Microsensor nodes that self-organize into a collaborative network and operate autonomously offer a truly disruptive advantage in intelligent observation. The applications for such "mesh networks" are multiple and multifaceted: monitoring vineyards for climate changes, monitoring the structural integrity of buildings, updating factory floor inventory, collecting home automation data, enhancing human health and ensuring secure public spaces.
All applications have one issue in common: The microsensor nodes must be power-efficient and, preferably, self-powered. Research teams at MIT, the University of Michigan, Purdue and elsewhere reported on their progress in delivering such nodes and networks at the Nanotech 2006 conference in Boston earlier his month.
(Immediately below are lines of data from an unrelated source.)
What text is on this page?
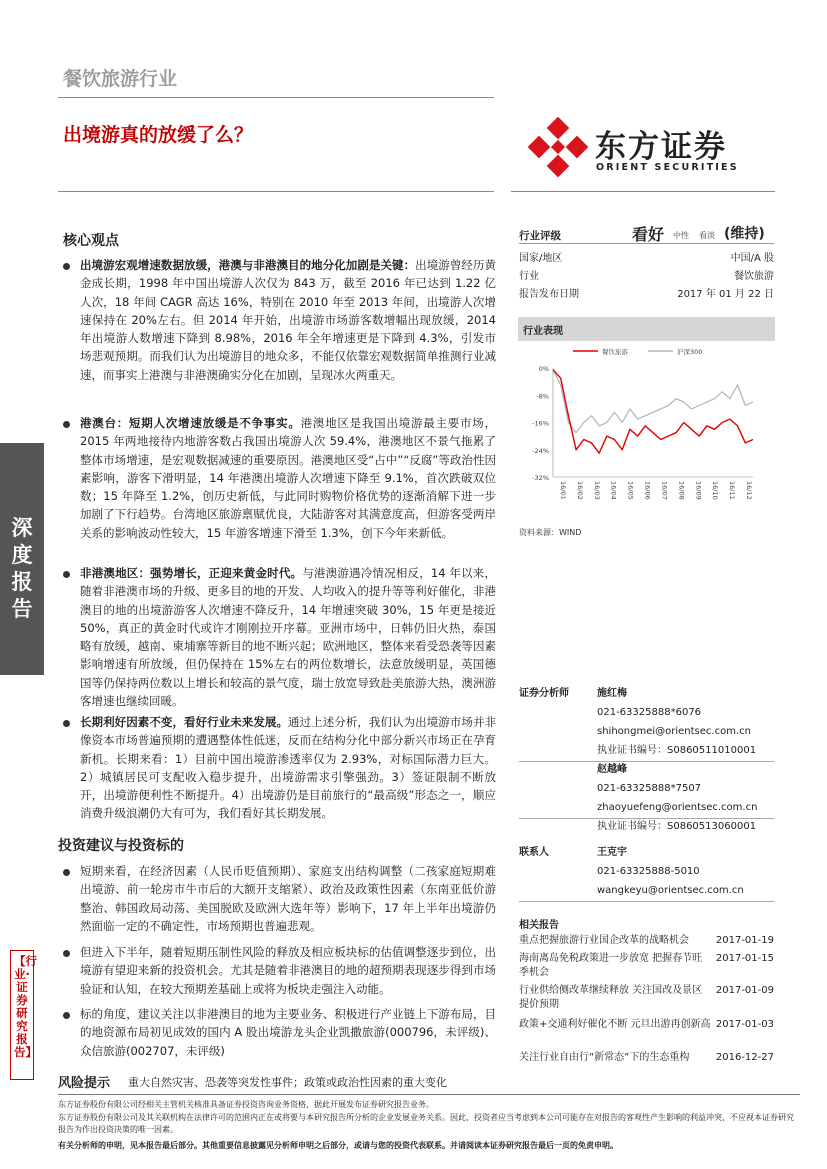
餐饮旅游行业
出境游真的放缓了么？	东方证券
ORIENT SECURITIES
深度报告
【行业·证券研究报告】
核心观点
出境游宏观增速数据放缓，港澳与非港澳目的地分化加剧是关键：出境游曾经历黄金成长期，1998 年中国出境游人次仅为 843 万，截至 2016 年已达到 1.22 亿人次，18 年间 CAGR 高达 16%，特别在 2010 年至 2013 年间，出境游人次增速保持在 20%左右。但 2014 年开始，出境游市场游客数增幅出现放缓，2014 年出境游人数增速下降到 8.98%，2016 年全年增速更是下降到 4.3%，引发市场悲观预期。而我们认为出境游目的地众多，不能仅依靠宏观数据简单推测行业减速，而事实上港澳与非港澳确实分化在加剧，呈现冰火两重天。
港澳台：短期人次增速放缓是不争事实。港澳地区是我国出境游最主要市场，2015 年两地接待内地游客数占我国出境游人次 59.4%，港澳地区不景气拖累了整体市场增速，是宏观数据减速的重要原因。港澳地区受“占中”“反腐”等政治性因素影响，游客下滑明显，14 年港澳出境游人次增速下降至 9.1%，首次跌破双位数；15 年降至 1.2%，创历史新低，与此同时购物价格优势的逐渐消解下进一步加剧了下行趋势。台湾地区旅游禀赋优良，大陆游客对其满意度高，但游客受两岸关系的影响波动性较大，15 年游客增速下滑至 1.3%，创下今年来新低。
非港澳地区：强势增长，正迎来黄金时代。与港澳游遇冷情况相反，14 年以来，随着非港澳市场的升级、更多目的地的开发、人均收入的提升等等利好催化，非港澳目的地的出境游游客人次增速不降反升，14 年增速突破 30%，15 年更是接近 50%，真正的黄金时代或许才刚刚拉开序幕。亚洲市场中，日韩仍旧火热，泰国略有放缓，越南、柬埔寨等新目的地不断兴起；欧洲地区，整体来看受恐袭等因素影响增速有所放缓，但仍保持在 15%左右的两位数增长，法意放缓明显，英国德国等仍保持两位数以上增长和较高的景气度，瑞士放宽导致赴美旅游大热，澳洲游客增速也继续回暖。
长期利好因素不变，看好行业未来发展。通过上述分析，我们认为出境游市场并非像资本市场普遍预期的遭遇整体性低迷，反而在结构分化中部分新兴市场正在孕育新机。长期来看：1）目前中国出境游渗透率仅为 2.93%，对标国际潜力巨大。2）城镇居民可支配收入稳步提升，出境游需求引擎强劲。3）签证限制不断放开，出境游便利性不断提升。4）出境游仍是目前旅行的“最高级”形态之一，顺应消费升级浪潮仍大有可为，我们看好其长期发展。
投资建议与投资标的
短期来看，在经济因素（人民币贬值预期）、家庭支出结构调整（二孩家庭短期难出境游、前一轮房市牛市后的大额开支缩紧）、政治及政策性因素（东南亚低价游整治、韩国政局动荡、美国脱欧及欧洲大选年等）影响下，17 年上半年出境游仍然面临一定的不确定性，市场预期也普遍悲观。
但进入下半年，随着短期压制性风险的释放及相应板块标的估值调整逐步到位，出境游有望迎来新的投资机会。尤其是随着非港澳目的地的超预期表现逐步得到市场验证和认知，在较大预期差基础上或将为板块走强注入动能。
标的角度，建议关注以非港澳目的地为主要业务、积极进行产业链上下游布局，目的地资源布局初见成效的国内 A 股出境游龙头企业凯撒旅游(000796，未评级)、众信旅游(002707，未评级)
风险提示 重大自然灾害、恐袭等突发性事件；政策或政治性因素的重大变化
行业评级	看好 中性 看淡 (维持)
国家/地区	中国/A 股
行业	餐饮旅游
报告发布日期	2017 年 01 月 22 日
行业表现
0%
-8%
-16%
-24%
-32%
16/01 16/02 16/03 16/04 16/05 16/06 16/07 16/08 16/09 16/10 16/11 16/12
餐饮旅游	沪深300
资料来源：WIND
证券分析师	施红梅
021-63325888*6076
shihongmei@orientsec.com.cn
执业证书编号：S0860511010001
赵越峰
021-63325888*7507
zhaoyuefeng@orientsec.com.cn
执业证书编号：S0860513060001
联系人	王克宇
021-63325888-5010
wangkeyu@orientsec.com.cn
相关报告
重点把握旅游行业国企改革的战略机会	2017-01-19
海南离岛免税政策进一步放宽 把握春节旺季机会
2017-01-15
行业供给侧改革继续释放 关注国改及景区提价预期
2017-01-09
政策+交通利好催化不断 元旦出游再创新高 2017-01-03
关注行业自由行“新常态”下的生态重构	2016-12-27
东方证券股份有限公司经相关主管机关核准具备证券投资咨询业务资格，据此开展发布证券研究报告业务。
东方证券股份有限公司及其关联机构在法律许可的范围内正在或将要与本研究报告所分析的企业发展业务关系。因此，投资者应当考虑到本公司可能存在对报告的客观性产生影响的利益冲突，不应视本证券研究报告为作出投资决策的唯一因素。
有关分析师的申明，见本报告最后部分。其他重要信息披露见分析师申明之后部分，或请与您的投资代表联系。并请阅读本证券研究报告最后一页的免责申明。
Massachusetts Institute of Technology researchers have come up with what they believe are the most effective techniques and prototype results for an analog-to-digital converter, DSP and radio to enable efficient and energy-scalable sensor nodes. Anantha P. Chandrakasan and his research team are working on an ultralow-power energy-scalable analog-to-digital converter that can be combined with sensors in microsensor nodes
for environmental monitoring. Their work is supported by Texas Instruments Inc. and the Defense Advanced Research Projects Agency.
Sensor networks consist of hundreds to thousands of energy-autonomous nodes. The fundamental components--an A/D converter, a digital signal processor and a radio--enable ad hoc deployment, self-organization and collaborative sensing/ processing. An additional energy subsystem generates a usable power supply from the output of an energy-harvesting source, enabling indefinite, self-powered operation from ambient sources. Typical sensor operating scenarios are characterized by short bursts of activity between long idle periods.
Research on energy-harvesting mechanisms to date suggests that a reasonable average power budget for a self-powered node is 100 microwatts, Chandrakasan said. "Under these circumstances, duty-cycling, where circuits are powered down between active operations, is invaluable, but the overhead of active-idle state transitions must be minimized," he said.
Whereas A/D micropower implementations have been limited to 8-bit resolutions, Chandrakasan's group has demon- strated a circuit and architecture that raise the efficiency to a precision of 12 bits. Actually, the A/D has two resolution modes: 12 bits and 8 bits. In 12-bit mode, its sampling rate is scalable, from 0 to 100 ksamples/second; in 8-bit mode, the rate is 0 to 200 ksamples/s. At the point of highest performance (i.e., 12 bits, 100 ksamples/s), the entire A/D--including all digital, analog and reference circuitry--consumes 25 µW from a 1-volt supply, making it the most efficient design demonstrated to date.